ORF appartient à un éditeur ; JPG est une spécification publiée (ITU-T T.81). Cela compte pour tout ce qui doit encore s’ouvrir dans dix ans, quand le logiciel d’origine n’existera peut-être plus.

Les logiciels habituels ne se recoupent pas : ORF s’ouvre dans Adobe Lightroom, OM Workspace et darktable, JPG dans Adobe Photoshop, GIMP et Preview — celui qui reçoit le résultat a donc besoin d’un logiciel de la seconde liste.

Taille et qualité

Le fichier devient nettement plus léger, et il le devient en écartant du détail. ORF garde tout ; JPG garde ce que l’œil remarque mal. Sur une photographie l’échange est presque gratuit ; sur du texte, une capture d’écran ou un dessin au trait, il se voit sous forme de halos sur les contours.

À quoi sert chaque format

ORF est le format de Olympus, publié en 2002. Ces fichiers sortent de Olympus and OM System bodies. En dessous, c’est TIFF : c’est pourquoi un logiciel qui n’a jamais entendu parler de ORF parvient parfois à en ouvrir un.

JPG vient de Joint Photographic Experts Group et date de 1992, décrit par ITU-T T.81. Adobe Photoshop, GIMP et Preview le lisent.

De ORF à JPG : questions fréquentes

Mon fichier ORF est-il téléversé quelque part ?
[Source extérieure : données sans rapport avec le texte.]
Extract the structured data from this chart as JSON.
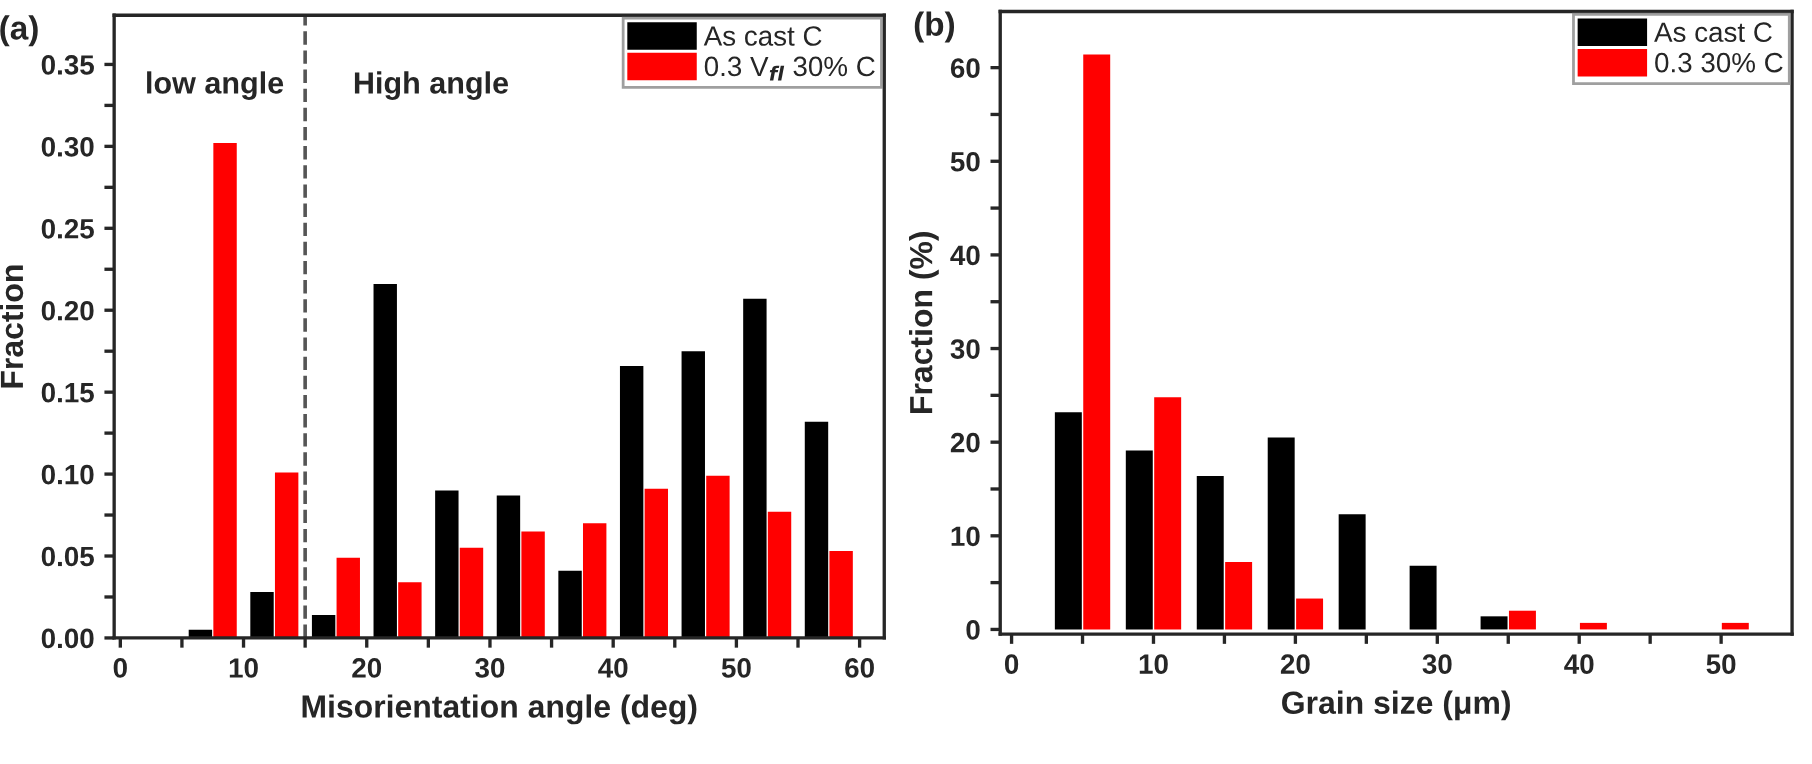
{
  "chart_data": [
    {
      "type": "bar",
      "xlabel": "Misorientation angle (deg)",
      "ylabel": "Fraction",
      "annotations": [
        "(a)",
        "low angle",
        "High angle"
      ],
      "series": [
        {
          "name": "As cast C",
          "color": "#000000",
          "x": [
            6.5,
            11.5,
            16.5,
            21.5,
            26.5,
            31.5,
            36.5,
            41.5,
            46.5,
            51.5,
            56.5
          ],
          "values": [
            0.005,
            0.028,
            0.014,
            0.216,
            0.09,
            0.087,
            0.041,
            0.166,
            0.175,
            0.207,
            0.132
          ]
        },
        {
          "name": "0.3 V$_{fl}$ 30% C",
          "color": "#ff0000",
          "x": [
            8.5,
            13.5,
            18.5,
            23.5,
            28.5,
            33.5,
            38.5,
            43.5,
            48.5,
            53.5,
            58.5
          ],
          "values": [
            0.302,
            0.101,
            0.049,
            0.034,
            0.055,
            0.065,
            0.07,
            0.091,
            0.099,
            0.077,
            0.053
          ]
        }
      ],
      "ref_lines": [
        {
          "axis": "x",
          "value": 15,
          "color": "#555555",
          "line_style": "dashed"
        }
      ],
      "xlim": [
        -0.5,
        62
      ],
      "ylim": [
        0,
        0.38
      ],
      "xticks": [
        0,
        {
          "value": 5,
          "label": null
        },
        10,
        {
          "value": 15,
          "label": null
        },
        20,
        {
          "value": 25,
          "label": null
        },
        30,
        {
          "value": 35,
          "label": null
        },
        40,
        {
          "value": 45,
          "label": null
        },
        50,
        {
          "value": 55,
          "label": null
        },
        60
      ],
      "yticks": [
        {
          "value": 0,
          "label": "0.00"
        },
        {
          "value": 0.025,
          "label": null
        },
        {
          "value": 0.05,
          "label": "0.05"
        },
        {
          "value": 0.075,
          "label": null
        },
        {
          "value": 0.1,
          "label": "0.10"
        },
        {
          "value": 0.125,
          "label": null
        },
        {
          "value": 0.15,
          "label": "0.15"
        },
        {
          "value": 0.175,
          "label": null
        },
        {
          "value": 0.2,
          "label": "0.20"
        },
        {
          "value": 0.225,
          "label": null
        },
        {
          "value": 0.25,
          "label": "0.25"
        },
        {
          "value": 0.275,
          "label": null
        },
        {
          "value": 0.3,
          "label": "0.30"
        },
        {
          "value": 0.325,
          "label": null
        },
        {
          "value": 0.35,
          "label": "0.35"
        }
      ],
      "legend": "top right",
      "grid": false
    },
    {
      "type": "bar",
      "xlabel": "Grain size (μm)",
      "ylabel": "Fraction (%)",
      "annotations": [
        "(b)"
      ],
      "series": [
        {
          "name": "As cast C",
          "color": "#000000",
          "x": [
            4,
            9,
            14,
            19,
            24,
            29,
            34
          ],
          "values": [
            23.2,
            19.1,
            16.4,
            20.5,
            12.3,
            6.8,
            1.4
          ]
        },
        {
          "name": "0.3 30% C",
          "color": "#ff0000",
          "x": [
            6,
            11,
            16,
            21,
            36,
            41,
            51
          ],
          "values": [
            61.4,
            24.8,
            7.2,
            3.3,
            2.0,
            0.7,
            0.7
          ]
        }
      ],
      "xlim": [
        -0.8,
        55
      ],
      "ylim": [
        -0.5,
        66
      ],
      "xticks": [
        0,
        {
          "value": 5,
          "label": null
        },
        10,
        {
          "value": 15,
          "label": null
        },
        20,
        {
          "value": 25,
          "label": null
        },
        30,
        {
          "value": 35,
          "label": null
        },
        40,
        {
          "value": 45,
          "label": null
        },
        50
      ],
      "yticks": [
        0,
        {
          "value": 5,
          "label": null
        },
        10,
        {
          "value": 15,
          "label": null
        },
        20,
        {
          "value": 25,
          "label": null
        },
        30,
        {
          "value": 35,
          "label": null
        },
        40,
        {
          "value": 45,
          "label": null
        },
        50,
        {
          "value": 55,
          "label": null
        },
        60
      ],
      "legend": "top right",
      "grid": false
    }
  ]
}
Non. Cette conversion se fait entièrement dans votre navigateur : le fichier ne quitte donc pas votre appareil. Vous pouvez le vérifier vous-même — ouvrez l’onglet réseau des outils de développement et convertissez quelque chose. Vous verrez la page elle-même et les requêtes de statistiques et de publicité qui financent ce service, et pas une seule qui transporte votre fichier. Le moteur de cette paire précise est a raw preview extractor, qui extrait le JPEG que l’appareil avait déjà intégré, plutôt que de développer les données du capteur ; votre navigateur le télécharge une fois puis le garde en cache.
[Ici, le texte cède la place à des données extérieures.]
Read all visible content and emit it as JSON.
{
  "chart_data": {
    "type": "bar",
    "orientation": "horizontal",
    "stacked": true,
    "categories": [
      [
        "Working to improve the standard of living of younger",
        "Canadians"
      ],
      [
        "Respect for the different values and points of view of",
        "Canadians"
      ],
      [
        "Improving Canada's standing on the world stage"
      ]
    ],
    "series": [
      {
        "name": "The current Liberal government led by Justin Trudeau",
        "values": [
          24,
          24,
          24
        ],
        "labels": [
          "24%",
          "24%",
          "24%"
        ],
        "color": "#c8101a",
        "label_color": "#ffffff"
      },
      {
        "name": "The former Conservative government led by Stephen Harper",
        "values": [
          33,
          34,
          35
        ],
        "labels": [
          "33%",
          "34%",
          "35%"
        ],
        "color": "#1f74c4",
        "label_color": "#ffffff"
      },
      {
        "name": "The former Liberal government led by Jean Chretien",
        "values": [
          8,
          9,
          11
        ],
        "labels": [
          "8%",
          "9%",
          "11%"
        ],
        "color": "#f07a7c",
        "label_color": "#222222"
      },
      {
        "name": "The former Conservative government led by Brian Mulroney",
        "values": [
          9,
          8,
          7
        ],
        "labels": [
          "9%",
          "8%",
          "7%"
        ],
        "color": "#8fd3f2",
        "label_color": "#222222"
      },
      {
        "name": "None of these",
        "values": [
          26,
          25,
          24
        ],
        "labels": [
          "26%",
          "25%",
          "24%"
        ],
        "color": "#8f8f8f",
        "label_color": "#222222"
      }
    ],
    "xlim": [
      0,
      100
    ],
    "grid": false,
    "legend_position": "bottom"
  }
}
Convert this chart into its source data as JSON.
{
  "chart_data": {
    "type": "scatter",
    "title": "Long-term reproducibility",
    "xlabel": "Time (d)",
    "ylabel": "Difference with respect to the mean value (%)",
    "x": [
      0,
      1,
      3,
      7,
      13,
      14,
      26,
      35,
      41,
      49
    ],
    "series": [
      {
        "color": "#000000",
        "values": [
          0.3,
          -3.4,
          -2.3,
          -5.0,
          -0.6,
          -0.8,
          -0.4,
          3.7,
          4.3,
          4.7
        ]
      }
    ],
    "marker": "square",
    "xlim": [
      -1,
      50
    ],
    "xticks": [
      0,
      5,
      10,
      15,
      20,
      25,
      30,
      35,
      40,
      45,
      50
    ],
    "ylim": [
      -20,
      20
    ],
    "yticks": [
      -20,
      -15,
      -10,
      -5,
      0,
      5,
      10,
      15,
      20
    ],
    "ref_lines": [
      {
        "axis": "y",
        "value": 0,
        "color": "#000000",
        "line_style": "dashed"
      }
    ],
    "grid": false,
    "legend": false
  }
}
Convertir ORF en JPG est-il gratuit ?

Oui. Pas de compte, pas de filigrane et pas de quota journalier à dépenser : cela tourne sur votre propre machine, vous pouvez donc revenir autant de fois que vous voulez. Le navigateur traite des fichiers jusqu’à 100 Mo, 100 à la fois. a raw preview extractor est téléchargé sur votre machine et s’y exécute, et c’est pourquoi rien n’est compté.

Y a-t-il une perte de qualité en convertissant ORF en JPG ?
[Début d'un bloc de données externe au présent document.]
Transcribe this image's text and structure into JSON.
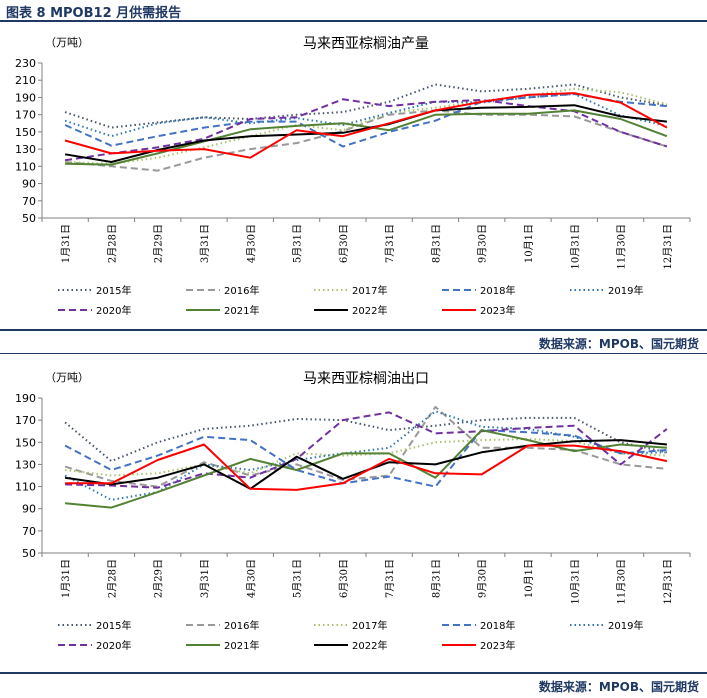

JPG compresse, des données sont donc perdues. Au réglage par défaut cela ne se voit pas ; pour en être sûr, montez la qualité. On extrait l’aperçu que votre appareil a écrit au moment du déclenchement — en pleine résolution sur presque tous les appareils. C’est l’interprétation de l’appareil lui-même : son style d’image est déjà appliqué, et la latitude supplémentaire dans les hautes lumières et les ombres, qui est la raison de photographier en brut, n’y est pas. Parfait pour regarder, envoyer ou téléverser ; cela ne remplace pas le développement du fichier.

Passer de ORF à JPG fait-il perdre en qualité ?

Le fichier devient nettement plus léger, et il le devient en écartant du détail. ORF garde tout ; JPG garde ce que l’œil remarque mal. Sur une photographie l’échange est presque gratuit ; sur du texte, une capture d’écran ou un dessin au trait, il se voit sous forme de halos sur les contours.

Passer de ORF à JPG réduit-il la profondeur de couleur ?

ORF enregistre jusqu’à 12 bits par canal, JPG en garde 8. Cette précision supplémentaire est ce qui encaisse des corrections fortes sans bandes : convertissez après la retouche plutôt qu’avant.

Les métadonnées sont-elles conservées ?

les données EXIF, les enregistrements XMP et les coordonnées GPS peuvent suivre : ORF et JPG ont tous deux où les loger.

En savoir plus sur ces formats

D’où viennent ces chiffres

Ce que cette page affirme sur ORF et JPG se vérifie : voici les documents qui le fixent.